As the announcement of the 2014 Hall of Fame class became official, one glaring omission became painfully obvious. From the moment that MLB Network revealed a three-man class, six if we included the Veterans Committee inductees, it was clear that Craig Biggio wasn't going to be part of the festivities.
The former Houston Astros star, 3,000-hit man, dominant offensive player and multi-position talent must wait until 2015 to enter Cooperstown after falling two votes short of a 2014 induction.
At 74.8 percent, Biggio missed a trip to Cooperstown by the narrowest of margins. We won't know exactly who or what kept Biggio out of the Hall of Fame, but MLB.com's Ken Gurnick's egregious ballot, the 10-man limit for each voter, a deep, star-studded group of candidates and the individuals that chose to check off Jacque Jones and Kenny Rogers likely didn't help the cause.
Craig Biggio is a Hall of Famer, results not withstanding. At some point, possibly as early as July 2015, his day will come.
Until then, we can opine about one of the best second baseman in history, the dominant force at the position during the 1990s and a player that respected baseball historian Bill James gushed over through the years.
From the moment the game of baseball was conceived, the central tenet to offense has been to avoid making an out while at the plate. From that concept, everything else is spawned. Over the years, on-base percentage and times on base became a stat that forward-thinking decision makers used to gauge the value of offensive players.
When looking at the history of second basemen, Biggio reached base as well or better than anyone who has ever manned the position.
|Times on Base|
Not all Hall of Fame players should be viewed through the same prism; positions such as catcher, shortstop and second base must not be held to the same offensive standards as first base, left field and right field.
Furthermore, how a particular candidate dominated his era, relative to every other player in the game at his position, must be taken into account.
Under those terms, Biggio thrived. The voters, at least the 144 who chose not to check off Biggio on their ballots, failed to thoroughly investigate.
During the 1990s, Biggio wasn't just the best second baseman in the sport. He was leaps and bounds more valuable than anyone else who shared his position. The following chart puts Biggio's dominance over other second basemen of the decade in perspective.
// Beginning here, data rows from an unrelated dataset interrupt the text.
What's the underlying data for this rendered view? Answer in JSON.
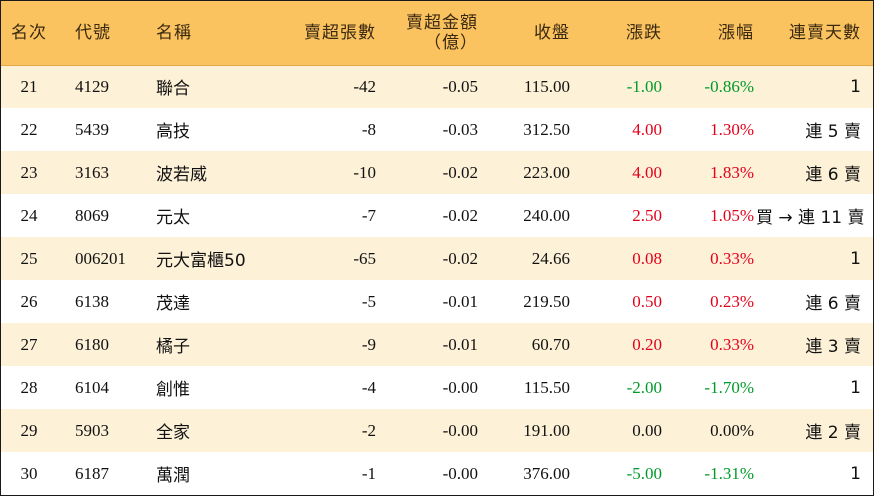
{
  "headers": {
    "rank": "名次",
    "code": "代號",
    "name": "名稱",
    "net_sell_volume": "賣超張數",
    "net_sell_amount_line1": "賣超金額",
    "net_sell_amount_line2": "（億）",
    "close": "收盤",
    "change": "漲跌",
    "change_pct": "漲幅",
    "consecutive_sell_days": "連賣天數"
  },
  "colors": {
    "header_bg": "#fbc260",
    "stripe_bg": "#fdf1d8",
    "up": "#e3001b",
    "down": "#009a2a"
  },
  "rows": [
    {
      "rank": "21",
      "code": "4129",
      "name": "聯合",
      "volume": "-42",
      "amount": "-0.05",
      "close": "115.00",
      "change": "-1.00",
      "pct": "-0.86%",
      "trend": "down",
      "days": "1"
    },
    {
      "rank": "22",
      "code": "5439",
      "name": "高技",
      "volume": "-8",
      "amount": "-0.03",
      "close": "312.50",
      "change": "4.00",
      "pct": "1.30%",
      "trend": "up",
      "days": "連 5 賣"
    },
    {
      "rank": "23",
      "code": "3163",
      "name": "波若威",
      "volume": "-10",
      "amount": "-0.02",
      "close": "223.00",
      "change": "4.00",
      "pct": "1.83%",
      "trend": "up",
      "days": "連 6 賣"
    },
    {
      "rank": "24",
      "code": "8069",
      "name": "元太",
      "volume": "-7",
      "amount": "-0.02",
      "close": "240.00",
      "change": "2.50",
      "pct": "1.05%",
      "trend": "up",
      "days": "買 → 連 11 賣"
    },
    {
      "rank": "25",
      "code": "006201",
      "name": "元大富櫃50",
      "volume": "-65",
      "amount": "-0.02",
      "close": "24.66",
      "change": "0.08",
      "pct": "0.33%",
      "trend": "up",
      "days": "1"
    },
    {
      "rank": "26",
      "code": "6138",
      "name": "茂達",
      "volume": "-5",
      "amount": "-0.01",
      "close": "219.50",
      "change": "0.50",
      "pct": "0.23%",
      "trend": "up",
      "days": "連 6 賣"
    },
    {
      "rank": "27",
      "code": "6180",
      "name": "橘子",
      "volume": "-9",
      "amount": "-0.01",
      "close": "60.70",
      "change": "0.20",
      "pct": "0.33%",
      "trend": "up",
      "days": "連 3 賣"
    },
    {
      "rank": "28",
      "code": "6104",
      "name": "創惟",
      "volume": "-4",
      "amount": "-0.00",
      "close": "115.50",
      "change": "-2.00",
      "pct": "-1.70%",
      "trend": "down",
      "days": "1"
    },
    {
      "rank": "29",
      "code": "5903",
      "name": "全家",
      "volume": "-2",
      "amount": "-0.00",
      "close": "191.00",
      "change": "0.00",
      "pct": "0.00%",
      "trend": "flat",
      "days": "連 2 賣"
    },
    {
      "rank": "30",
      "code": "6187",
      "name": "萬潤",
      "volume": "-1",
      "amount": "-0.00",
      "close": "376.00",
      "change": "-5.00",
      "pct": "-1.31%",
      "trend": "down",
      "days": "1"
    }
  ]
}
|Most Valuable Second Basemen (1990-1999)|
Consider this: Biggio was 15 full bWAR wins better than the next most valuable second baseman. Mike Piazza, the most valuable catcher (41.5 WAR) of the decade was less than four wins above (subscription required) Ivan Rodriguez (37.6). Before you remind me that both are likely Hall of Fame catchers, Roberto Alomar, the second baseman that Biggio lapped in value during that period, is already in the Hall of Fame.
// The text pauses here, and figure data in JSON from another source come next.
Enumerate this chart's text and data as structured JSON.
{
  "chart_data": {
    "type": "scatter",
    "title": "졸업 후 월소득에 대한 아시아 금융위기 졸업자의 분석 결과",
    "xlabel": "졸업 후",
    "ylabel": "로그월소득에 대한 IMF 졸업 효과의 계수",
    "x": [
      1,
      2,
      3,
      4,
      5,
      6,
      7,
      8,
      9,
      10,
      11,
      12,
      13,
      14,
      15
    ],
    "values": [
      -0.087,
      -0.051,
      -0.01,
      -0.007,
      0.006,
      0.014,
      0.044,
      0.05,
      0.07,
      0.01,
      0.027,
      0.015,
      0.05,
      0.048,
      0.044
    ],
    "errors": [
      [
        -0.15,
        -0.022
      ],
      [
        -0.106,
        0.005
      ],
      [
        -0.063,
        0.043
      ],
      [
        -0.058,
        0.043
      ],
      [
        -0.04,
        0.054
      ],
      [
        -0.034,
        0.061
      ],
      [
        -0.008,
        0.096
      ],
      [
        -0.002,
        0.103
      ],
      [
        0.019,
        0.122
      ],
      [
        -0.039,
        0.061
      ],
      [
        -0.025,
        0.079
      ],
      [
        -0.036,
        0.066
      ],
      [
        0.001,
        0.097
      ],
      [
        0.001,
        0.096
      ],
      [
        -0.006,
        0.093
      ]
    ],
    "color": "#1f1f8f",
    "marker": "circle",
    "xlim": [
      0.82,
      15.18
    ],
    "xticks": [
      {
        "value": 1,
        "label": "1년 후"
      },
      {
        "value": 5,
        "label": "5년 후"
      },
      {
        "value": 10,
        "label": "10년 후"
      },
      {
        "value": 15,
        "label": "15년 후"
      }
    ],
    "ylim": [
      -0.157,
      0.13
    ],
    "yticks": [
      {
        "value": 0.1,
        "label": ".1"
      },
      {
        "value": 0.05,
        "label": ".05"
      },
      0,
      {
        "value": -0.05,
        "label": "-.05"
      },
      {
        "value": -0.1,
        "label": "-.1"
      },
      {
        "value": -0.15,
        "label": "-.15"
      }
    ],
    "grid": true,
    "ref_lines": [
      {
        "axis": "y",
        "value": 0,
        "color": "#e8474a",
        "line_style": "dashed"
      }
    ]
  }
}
The same holds true for third base (Robin Ventura), shortstop (Barry Larkin), first base (Jeff Bagwell) and right field (Larry Walker). Only Barry Bonds and Ken Griffey Jr., in left field and center field, respectively, were more than 15 wins better than the next most valuable player at their positions over that 10-year span.
When a player deserving of induction misses by a margin as slim as Biggio just did, fans and analysts look for excuses. In this case, the depth of former stars on the ballot made Biggio's case harder to evaluate. If the ballot only had a few names worthy of induction, perhaps today would be a day of coronation for Biggio and the Astros organization.
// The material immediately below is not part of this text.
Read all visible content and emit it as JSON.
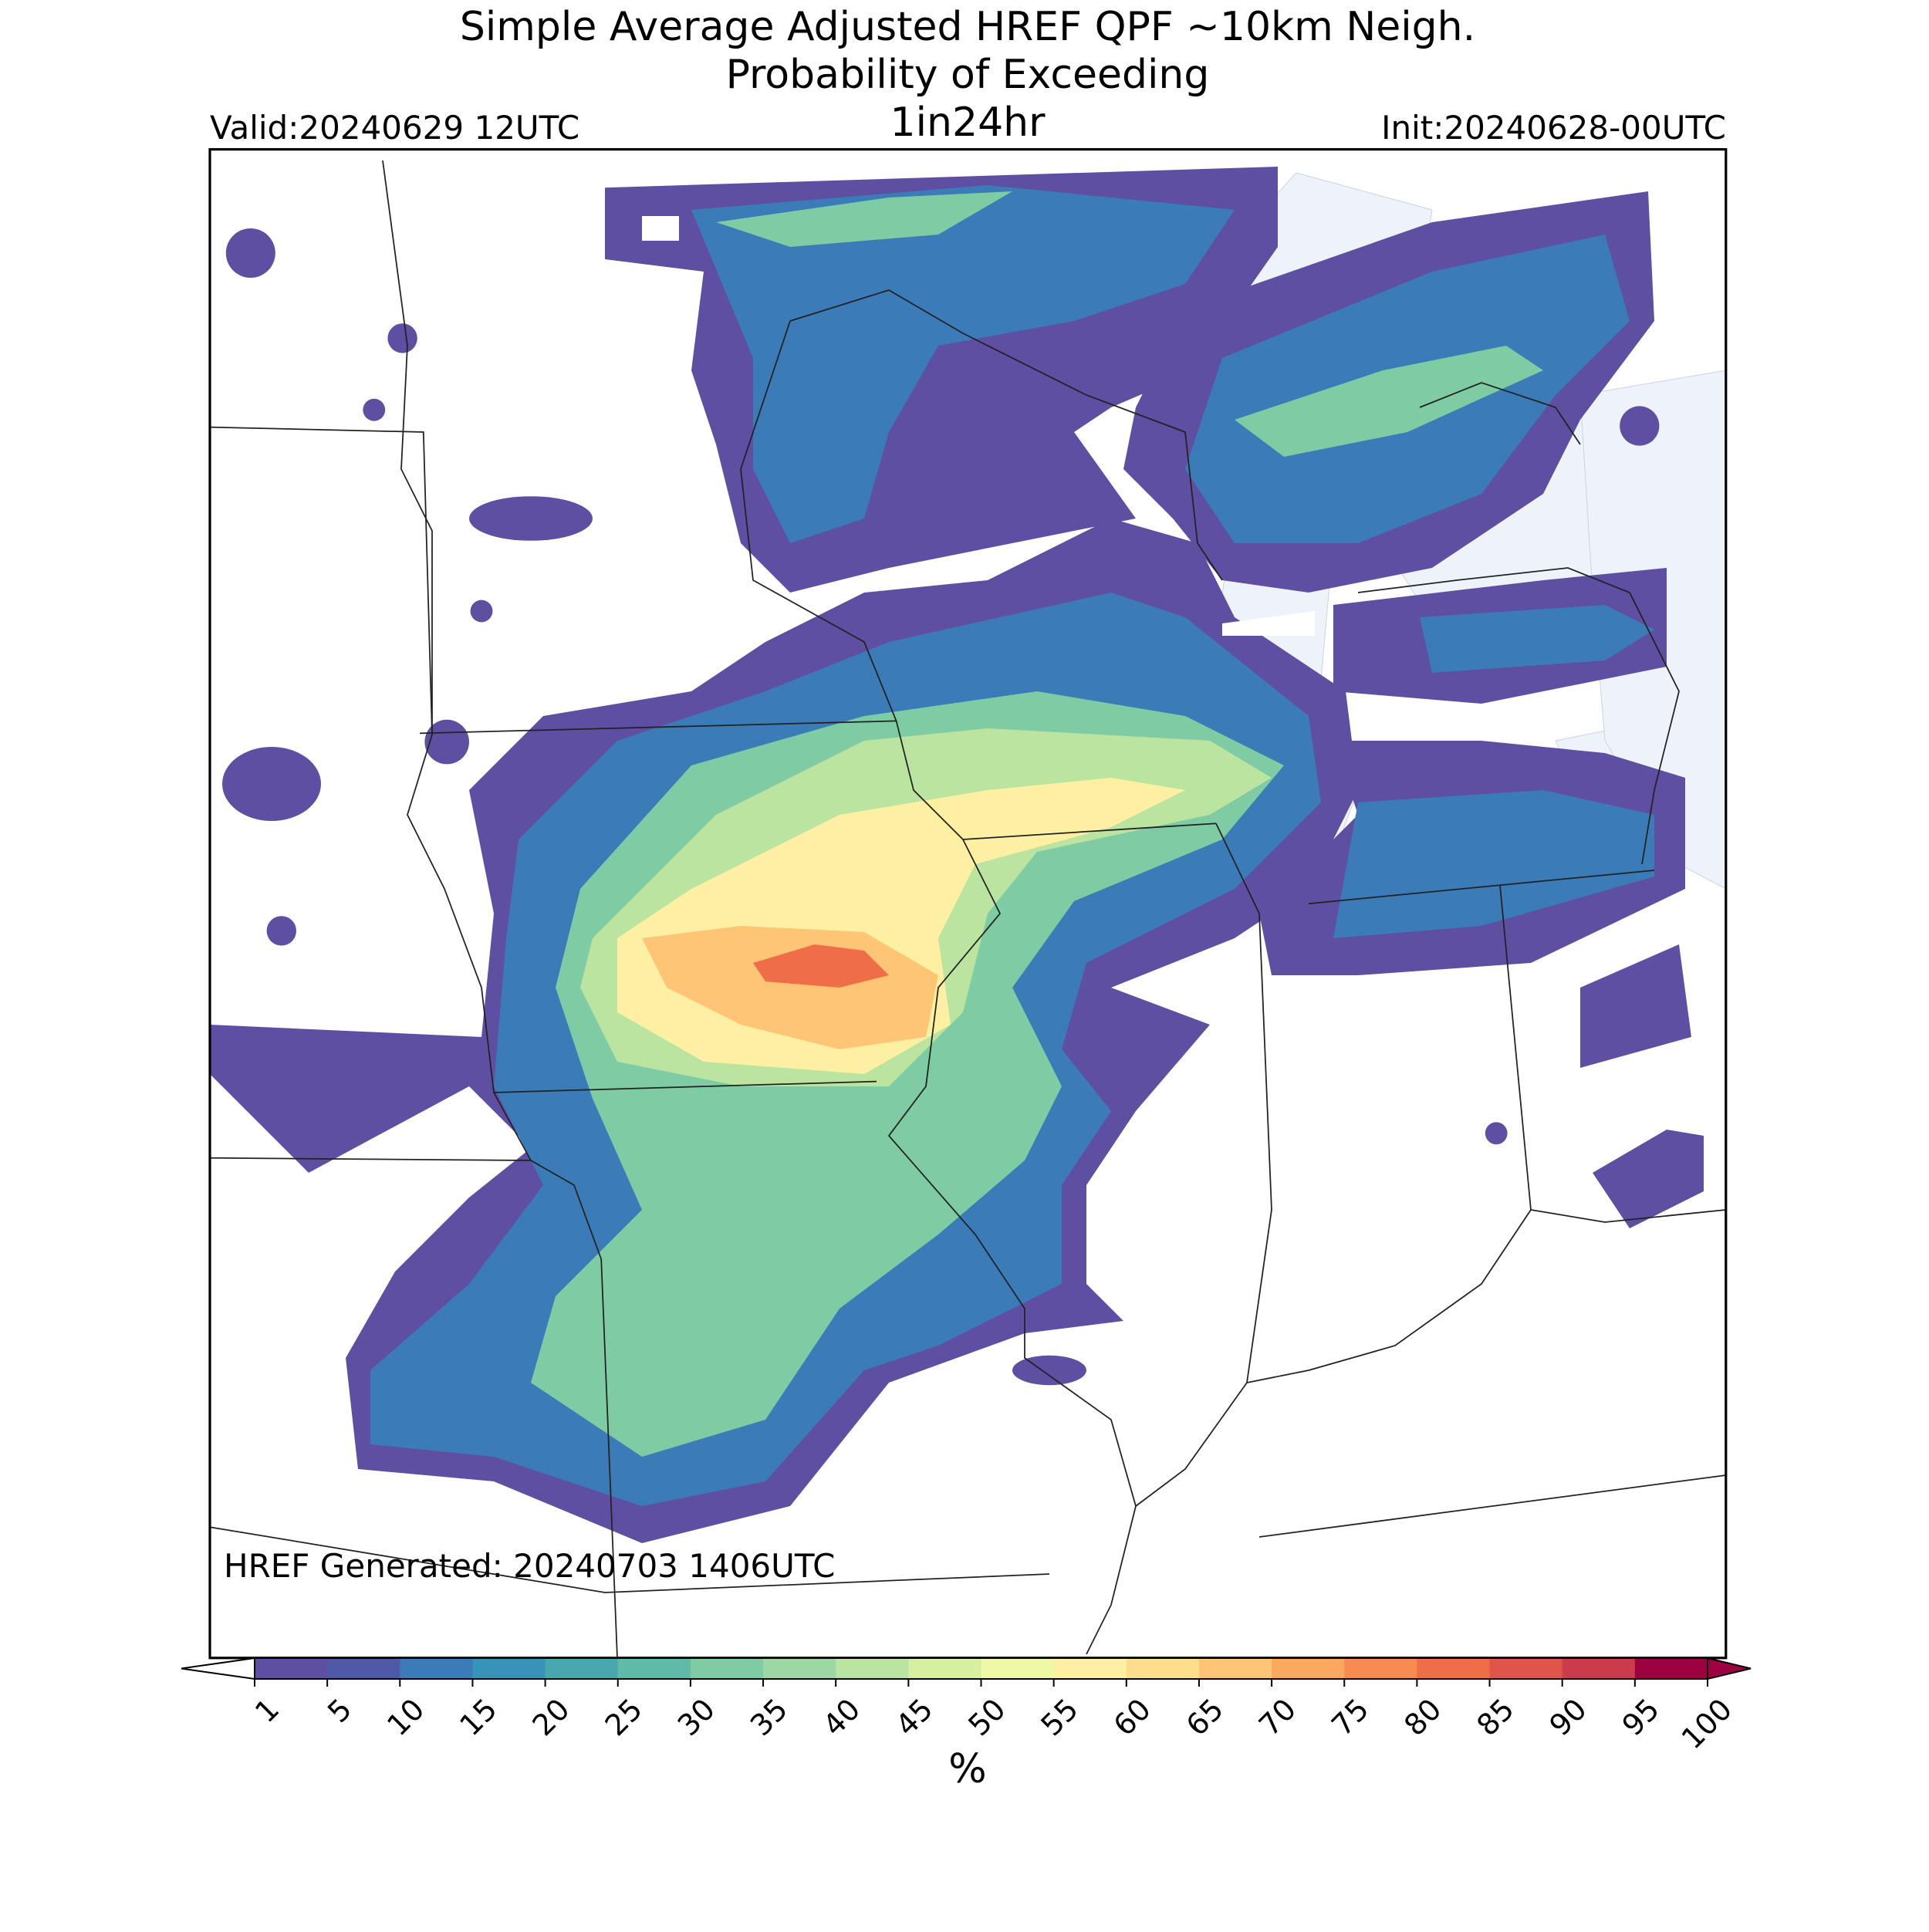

Instead, the ballot was simply too deep, costing players like Biggio and former Astros teammate Jeff Bagwell much-needed votes. With the rules stating that Baseball Writers' Association of America members can only vote up to 10 inductees in a single year, a ballot so fraught with talent creates an untenable argument.
Although three all-time greats—Greg Maddux, Tom Glavine and Frank Thomas—are off the ballot for next year, three more tremendous candidates will arrive in their place. When Randy Johnson, Pedro Martinez and John Smoltz appear on the ballot, along with Biggio, in 2015, the same problem will persist.
Hopefully, for the sake of fairness, Biggio commands the same voters to check off his name next time around, and a year of contemplation will change the minds of at least two nonbelievers. In theory, it should be easier. Yet the voting process will always be an enigma due to the constant influx of superstars and those still lingering on the ballot from year to year.
If Biggio, and the Astros organization, receive justice, it could come in the form of a special ceremony next summer.
Although Bagwell, Biggio's infield partner in Houston for so many years, only received 54.3 percent of the votes in his fourth year of eligibility, he's a deserving inductee. Next year, it's possible that a major uptick in Bagwell support could net Houston fans a unique day in which both Biggio and Bagwell are enshrined together, similar to what Braves fans will experience this summer with Maddux, Glavine and Bobby Cox.
While that's unlikely, it's a dream that Biggio supporters can hold on to for at least another year. When the dust settles in 2015, Biggio's name should be among those celebrated, rather than the unfortunate tale he's turned into this winter.